CELL to me is a General Purpose CPU with a bank of ultra powerful DSP's, with lots of localized memory, massive internal bandwidth, and with massive external bandwidth.
I will describe each one in turn:
1) ultra-powerful DSP's - extremly high clock rate for DSP's, as no DSP by any other company runs anywhere near 3.2 GHz. So these specialized processors were designed to run at high clock rate. This was a key architecture decision in designing CELL.
2) localized memory - 256 KB of SRAM, must faster than eDRAM, but also taking up four times the number of transistors, but the cost is worth it, as you have the speed of cache, but in a signaficant amount to run a fair size algorithm or algorithms. Each processor can operate at full speed within it localized memory, while having ZERO impact on the rest of the system. This eliminates huge amounts of wait states, where multiple processors is contending for the same cache. Of course there is still data access contention in the system as all these processors have to be coordinated in getting fed. This makes CELL more difficult to program than a traditional processor.
3) massive internal bandwidth - very important, especially for algorithms that need to stream data from one processor to the next, and with such a large number of processors, seven of them, you have to keep them fed, even if they are not doing streaming algorithmic work.
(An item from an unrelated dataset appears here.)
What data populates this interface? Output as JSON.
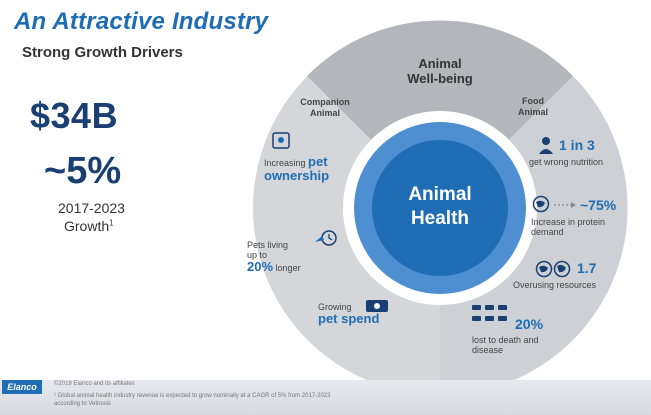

4) massive external bandwidth - 25 GB/sec to main memory, and 35 GB/sec to a GPU. Data can come in from main memory, and be worked on by a bank of processors, and then instead of being written out to main memory, can be passed directly to the GPU. This kind of through put with so many processors, and especially for any data that can be worked on in streams, would provide huge benefits. Could easily be 10 to 30 times more powerful than a single traditional processor in this regard.
I know there are pluses and benifits to this design, but in the end, many processors with localized memory can either be operating on a single task and having ZERO impact on the processing ability (except data contention) of another processor in the system, or each processor is employed to work on a small piece of a single problem, before passing it on to the next processor. There is flexibility in the design, with the localized memory being big enough to support individual jobs, and with the massive internal and external bandwidth supporting these units being fed.
While I describe the SPE's as DSP's they are much more than DSP's, and more akin to something between a traditional DSP and a general purpose CPU. I only use the term DSP because DSP are designed to be fast at math operations, just like the SPE's in CELL.
CELL is very forward looking, especially one could argue that CELL in it's present incarnation exists to teach programmers about data contention, and how to break up algorithms between many processors. I think PS4 will contain a single tranditional processor again, but even more SPE's, probably 32 to 40 of them. Unless a breakthrough comes in preventing current leakage, I don't see the clock rate going up by much, with 3.6 GHz probably being tops.